The key here seemed to be the difference between an object and an array. When using shiny, row.data() is an array and its fifth element is an array as well (here I clicked on the second row in the main table):

["2", "&oplus;", 22.8, 4, Array(2)]

Outside of the shiny environment, row.data() looks like this:

["2", "&oplus;", 22.8, 4, Object]

As you can see, the fifth element is an object! Why this is the case, I cannot tell. I guess there might be a difference in the versions of the libraries used behind the scenes.

To get this working we need to make 2 changes:

1. Change format():


var format = function(d) {
  if(d != null) { 
    var result = ('<table id=\"child_' + d[2] + '_' + d[3] + '\">').replace('.','_') + '<thead><tr>'
    for (var col in d[4][0]) {
       result += '<th>' + col + '</th>'
    }
    result += '</tr></thead></table>'
    return result
  } else {
    return '';
  }
}

Here we just added [0] in line 4. As shown above, d[4] is an array. In case of the second row of data it consists of 2 objects. (var col in d[4]) would return 0 and 1 (indices of the objects) whereas (var col in d[4][0]) returns the elements of the first object (so the column names).
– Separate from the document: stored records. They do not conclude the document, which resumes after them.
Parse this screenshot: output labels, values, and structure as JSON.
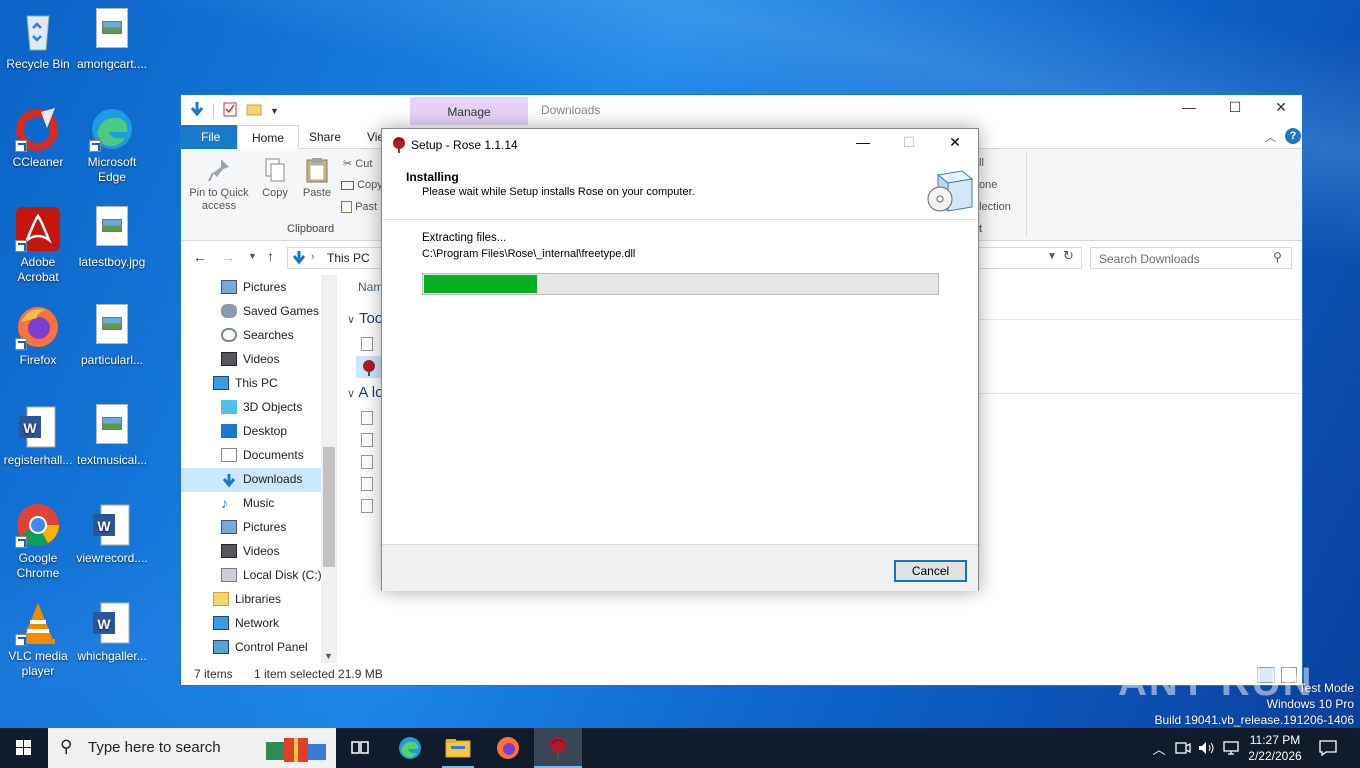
{
  "desktop_icons": [
    {
      "label": "Recycle Bin",
      "icon": "recycle-bin-icon"
    },
    {
      "label": "amongcart....",
      "icon": "image-file-icon"
    },
    {
      "label": "CCleaner",
      "icon": "ccleaner-icon"
    },
    {
      "label": "Microsoft Edge",
      "icon": "edge-icon"
    },
    {
      "label": "Adobe Acrobat",
      "icon": "acrobat-icon"
    },
    {
      "label": "latestboy.jpg",
      "icon": "image-file-icon"
    },
    {
      "label": "Firefox",
      "icon": "firefox-icon"
    },
    {
      "label": "particularl...",
      "icon": "image-file-icon"
    },
    {
      "label": "registerhall...",
      "icon": "word-icon"
    },
    {
      "label": "textmusical...",
      "icon": "image-file-icon"
    },
    {
      "label": "Google Chrome",
      "icon": "chrome-icon"
    },
    {
      "label": "viewrecord....",
      "icon": "word-icon"
    },
    {
      "label": "VLC media player",
      "icon": "vlc-icon"
    },
    {
      "label": "whichgaller...",
      "icon": "word-icon"
    }
  ],
  "explorer": {
    "manage_tab": "Manage",
    "title": "Downloads",
    "tabs": {
      "file": "File",
      "home": "Home",
      "share": "Share",
      "view": "Vie"
    },
    "ribbon": {
      "pin": "Pin to Quick access",
      "copy": "Copy",
      "paste": "Paste",
      "cut": "Cut",
      "copy_path": "Copy",
      "paste_shortcut": "Past",
      "group_clipboard": "Clipboard",
      "right_1": "ll",
      "right_2": "one",
      "right_3": "election",
      "right_4": "t"
    },
    "address": {
      "this_pc": "This PC"
    },
    "search_placeholder": "Search Downloads",
    "nav": [
      {
        "label": "Pictures",
        "icon": "pictures-icon"
      },
      {
        "label": "Saved Games",
        "icon": "saved-games-icon"
      },
      {
        "label": "Searches",
        "icon": "searches-icon"
      },
      {
        "label": "Videos",
        "icon": "videos-icon"
      },
      {
        "label": "This PC",
        "icon": "this-pc-icon"
      },
      {
        "label": "3D Objects",
        "icon": "3d-objects-icon"
      },
      {
        "label": "Desktop",
        "icon": "desktop-icon"
      },
      {
        "label": "Documents",
        "icon": "documents-icon"
      },
      {
        "label": "Downloads",
        "icon": "downloads-icon"
      },
      {
        "label": "Music",
        "icon": "music-icon"
      },
      {
        "label": "Pictures",
        "icon": "pictures-icon"
      },
      {
        "label": "Videos",
        "icon": "videos-icon"
      },
      {
        "label": "Local Disk (C:)",
        "icon": "local-disk-icon"
      },
      {
        "label": "Libraries",
        "icon": "libraries-icon"
      },
      {
        "label": "Network",
        "icon": "network-icon"
      },
      {
        "label": "Control Panel",
        "icon": "control-panel-icon"
      }
    ],
    "content": {
      "col_name": "Nam",
      "group_today": "Too",
      "group_later": "A lo"
    },
    "status": {
      "items": "7 items",
      "selected": "1 item selected  21.9 MB"
    }
  },
  "dialog": {
    "title": "Setup - Rose 1.1.14",
    "heading": "Installing",
    "subheading": "Please wait while Setup installs Rose on your computer.",
    "status": "Extracting files...",
    "file": "C:\\Program Files\\Rose\\_internal\\freetype.dll",
    "progress": 0.22,
    "cancel": "Cancel"
  },
  "watermark": {
    "line1": "Test Mode",
    "line2": "Windows 10 Pro",
    "line3": "Build 19041.vb_release.191206-1406",
    "brand": "ANY RUN"
  },
  "taskbar": {
    "search_placeholder": "Type here to search",
    "time": "11:27 PM",
    "date": "2/22/2026"
  },
  "colors": {
    "accent": "#1979ca",
    "progress": "#06b025",
    "taskbar": "#101c2c"
  }
}
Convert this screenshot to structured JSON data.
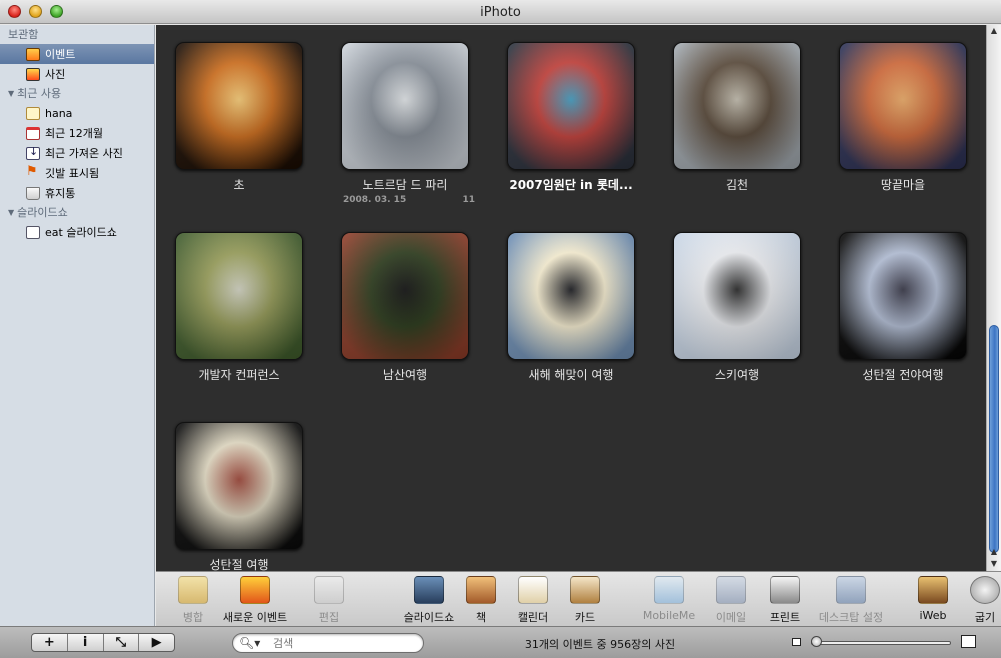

2. Change format_datatable():


var format_datatable = function(d) {
  var dataset = [];
  for (i = 0; i <=  d[4].length-1; i++) {
    var datarow = $.map(d[4][i], function(value, index) {
      return [value];
    });
    dataset.push(datarow);
  }
  //  ...
  //  the rest did not change
}

Here we convert each car model (so each element in d[4]), which is represented as an object, into an array using $.map(). After that we just add this array to dataset.

The code that creates the subtable expects these arrays. Data is handled differently by DataTables with respect to its type which can be checked here.